Спустя месяц я отправился в суд, не предупредив Коня. До районного суда — двухэтажного невзрачного зданьица — я добрался пешком: оно располагалось в пятнадцати минутах ходьбы от нашего общежития. Дело слушалось на первом этаже, где сизолицые рабочие в коридоре лениво обдирали со стен и потолка штукатурку, вяло поругиваясь с судейскими и пришлыми вроде меня.
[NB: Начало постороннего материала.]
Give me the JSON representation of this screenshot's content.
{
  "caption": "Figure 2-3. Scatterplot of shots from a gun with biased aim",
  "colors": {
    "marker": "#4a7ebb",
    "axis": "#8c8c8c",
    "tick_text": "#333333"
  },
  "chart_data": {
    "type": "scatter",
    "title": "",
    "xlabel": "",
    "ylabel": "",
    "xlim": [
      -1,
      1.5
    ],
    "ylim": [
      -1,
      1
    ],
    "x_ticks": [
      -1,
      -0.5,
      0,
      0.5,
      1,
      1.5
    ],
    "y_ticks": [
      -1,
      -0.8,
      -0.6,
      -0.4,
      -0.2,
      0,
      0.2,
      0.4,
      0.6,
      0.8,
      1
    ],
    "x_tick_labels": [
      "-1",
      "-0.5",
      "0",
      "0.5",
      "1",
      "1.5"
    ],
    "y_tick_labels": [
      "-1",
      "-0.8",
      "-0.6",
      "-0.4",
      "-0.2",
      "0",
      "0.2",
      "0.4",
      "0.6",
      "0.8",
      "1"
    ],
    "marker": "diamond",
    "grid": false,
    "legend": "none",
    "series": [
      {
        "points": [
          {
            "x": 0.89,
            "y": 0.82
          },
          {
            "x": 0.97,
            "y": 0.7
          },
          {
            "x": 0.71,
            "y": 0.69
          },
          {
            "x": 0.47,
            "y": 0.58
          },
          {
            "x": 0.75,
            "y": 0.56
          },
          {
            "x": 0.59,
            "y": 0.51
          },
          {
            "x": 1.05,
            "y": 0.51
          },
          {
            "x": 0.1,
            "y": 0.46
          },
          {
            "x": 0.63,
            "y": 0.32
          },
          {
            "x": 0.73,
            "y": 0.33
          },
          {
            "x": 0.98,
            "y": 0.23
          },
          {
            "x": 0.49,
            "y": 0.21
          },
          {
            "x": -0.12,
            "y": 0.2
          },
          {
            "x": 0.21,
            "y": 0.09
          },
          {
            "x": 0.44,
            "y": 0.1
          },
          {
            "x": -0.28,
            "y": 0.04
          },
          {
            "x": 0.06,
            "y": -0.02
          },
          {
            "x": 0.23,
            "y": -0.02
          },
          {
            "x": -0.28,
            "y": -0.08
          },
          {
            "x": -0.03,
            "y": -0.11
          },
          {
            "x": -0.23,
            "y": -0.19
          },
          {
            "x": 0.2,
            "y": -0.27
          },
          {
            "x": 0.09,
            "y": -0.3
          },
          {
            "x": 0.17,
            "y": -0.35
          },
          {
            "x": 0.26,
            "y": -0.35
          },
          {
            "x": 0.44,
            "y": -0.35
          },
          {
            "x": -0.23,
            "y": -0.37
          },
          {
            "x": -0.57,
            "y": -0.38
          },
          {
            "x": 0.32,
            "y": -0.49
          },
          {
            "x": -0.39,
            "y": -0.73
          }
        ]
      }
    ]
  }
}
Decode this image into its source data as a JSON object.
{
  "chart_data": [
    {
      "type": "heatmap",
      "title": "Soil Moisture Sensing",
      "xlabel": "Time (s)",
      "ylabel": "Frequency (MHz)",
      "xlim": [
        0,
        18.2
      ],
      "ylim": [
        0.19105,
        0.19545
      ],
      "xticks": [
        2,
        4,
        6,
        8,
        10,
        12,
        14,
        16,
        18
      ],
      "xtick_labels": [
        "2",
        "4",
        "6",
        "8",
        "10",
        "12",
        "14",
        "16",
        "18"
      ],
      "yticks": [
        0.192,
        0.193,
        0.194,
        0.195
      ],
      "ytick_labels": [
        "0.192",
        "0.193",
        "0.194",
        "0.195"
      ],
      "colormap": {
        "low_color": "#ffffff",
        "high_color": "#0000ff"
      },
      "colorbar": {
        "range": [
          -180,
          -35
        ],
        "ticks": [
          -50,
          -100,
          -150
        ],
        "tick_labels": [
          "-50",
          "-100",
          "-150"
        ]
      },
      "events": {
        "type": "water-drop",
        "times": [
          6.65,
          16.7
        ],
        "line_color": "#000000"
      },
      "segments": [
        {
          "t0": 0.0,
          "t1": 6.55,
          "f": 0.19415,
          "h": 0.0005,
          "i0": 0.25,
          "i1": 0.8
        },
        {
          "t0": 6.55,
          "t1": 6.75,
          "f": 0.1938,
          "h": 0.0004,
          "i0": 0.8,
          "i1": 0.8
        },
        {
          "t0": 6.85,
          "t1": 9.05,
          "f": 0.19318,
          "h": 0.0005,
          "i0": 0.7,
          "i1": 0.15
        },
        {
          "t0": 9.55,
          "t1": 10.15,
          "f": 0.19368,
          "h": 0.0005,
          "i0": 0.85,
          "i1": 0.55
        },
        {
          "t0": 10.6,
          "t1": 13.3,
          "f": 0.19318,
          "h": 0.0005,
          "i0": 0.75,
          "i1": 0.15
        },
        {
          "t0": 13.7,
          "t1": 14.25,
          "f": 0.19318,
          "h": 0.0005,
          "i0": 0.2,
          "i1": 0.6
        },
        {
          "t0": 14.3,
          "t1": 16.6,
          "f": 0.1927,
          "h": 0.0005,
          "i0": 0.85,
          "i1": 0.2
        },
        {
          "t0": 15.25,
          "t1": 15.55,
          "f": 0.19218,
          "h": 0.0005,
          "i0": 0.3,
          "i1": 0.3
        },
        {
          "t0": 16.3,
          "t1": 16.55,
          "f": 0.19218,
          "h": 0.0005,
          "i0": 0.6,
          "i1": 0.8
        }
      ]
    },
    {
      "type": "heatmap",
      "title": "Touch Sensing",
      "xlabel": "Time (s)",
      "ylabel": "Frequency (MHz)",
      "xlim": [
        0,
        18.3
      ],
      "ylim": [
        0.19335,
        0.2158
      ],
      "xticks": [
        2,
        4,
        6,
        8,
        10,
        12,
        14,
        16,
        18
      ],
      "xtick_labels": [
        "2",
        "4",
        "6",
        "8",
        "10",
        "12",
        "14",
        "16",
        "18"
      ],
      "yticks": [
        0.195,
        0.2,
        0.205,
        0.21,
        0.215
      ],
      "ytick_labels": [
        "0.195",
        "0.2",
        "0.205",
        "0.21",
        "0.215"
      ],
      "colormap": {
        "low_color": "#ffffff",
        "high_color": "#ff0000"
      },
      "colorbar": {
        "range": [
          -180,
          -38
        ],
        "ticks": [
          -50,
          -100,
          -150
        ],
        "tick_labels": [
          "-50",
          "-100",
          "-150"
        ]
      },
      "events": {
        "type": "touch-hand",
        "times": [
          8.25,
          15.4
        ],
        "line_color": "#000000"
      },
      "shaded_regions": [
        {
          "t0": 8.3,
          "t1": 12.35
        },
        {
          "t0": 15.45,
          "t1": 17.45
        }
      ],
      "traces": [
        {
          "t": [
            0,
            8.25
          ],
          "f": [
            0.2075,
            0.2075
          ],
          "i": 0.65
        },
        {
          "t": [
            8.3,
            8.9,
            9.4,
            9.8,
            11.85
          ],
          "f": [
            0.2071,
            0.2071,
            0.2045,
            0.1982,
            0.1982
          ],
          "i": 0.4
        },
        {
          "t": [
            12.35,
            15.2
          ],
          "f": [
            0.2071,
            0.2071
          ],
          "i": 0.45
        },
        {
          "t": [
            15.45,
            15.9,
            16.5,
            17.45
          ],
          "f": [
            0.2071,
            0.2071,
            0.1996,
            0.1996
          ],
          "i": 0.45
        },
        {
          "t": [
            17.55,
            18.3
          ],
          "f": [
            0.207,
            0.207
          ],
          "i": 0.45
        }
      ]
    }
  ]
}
С утра шел серый дымный дождь, в зале было сыро, холодно и сумрачно, но включать лампы из-за ремонта было нельзя. Милиционер курил у приоткрытого окна, но дым упрямо слоился в зале. Я устроился у двери и стал разглядывать Веру Давыдовну с дочерью, а когда толстый милиционер с пухлым детским лицом ввел подсудимого, переключился на него. Это был молодой человек моих лет, невысокий, с ярким румянцем на щеках и чахлой льняной бородкой, которую он непрестанно почесывал, оглаживал и всячески теребил. Он был сыном известного в городе художника-графика Самсонова, незадолго до этого покончившего с собой — как утверждали, после чудовищного скандала с женой и многодневного запоя. Выяснилось, что это был второй день процесса, накануне в суде уже слушали свидетелей, потерпевшую и подсудимого. Прокурор в форменном мундире и косоплечий адвокат в очках на кончике утиного носа бубнили по бумажке: один требовал примерно наказать, другой переквалифицировать дело из "разбойного нападения" в "злостное хулиганство". У меня болели уши, и иногда приходилось напрягаться, чтобы разобрать их слова — тоскливо-необязательные, тусклые и будто отдающие вчерашними щами или прогорклым мылом. Судья — женщина дородная и вся в бородавках — казалось, дремала. Мужчина в долгополом плаще с длинными рукавами (явно с чужого плеча) — в зале все сидели в верхней одежде, включая судью, — бесшумно встал со своего места в темном углу, неторопливо проплыл между рядами и медленно, словно преодолевая сопротивление мутной стоячей воды, приблизился к подсудимому, рядом с которым дремал со склоненной к плечу головой милиционер, — только тогда я узнал в нем Андрея Сороку, — передернулся, словно от внезапного приступа озноба, и ударил человека с льняной бородкой ножом в горло. Удар был такой силы, что кровь брызнула на дремавшего милиционера. Сорока изогнулся, проворачивая лезвие что-то хрустнуло на весь зал — в горле подсудимого, и отшатнулся. Замер на мгновение. Потянулся рукой к милиционеру — тот отшатнулся, ударился боком в поручень ограждения и стал сползать в обмороке на пол.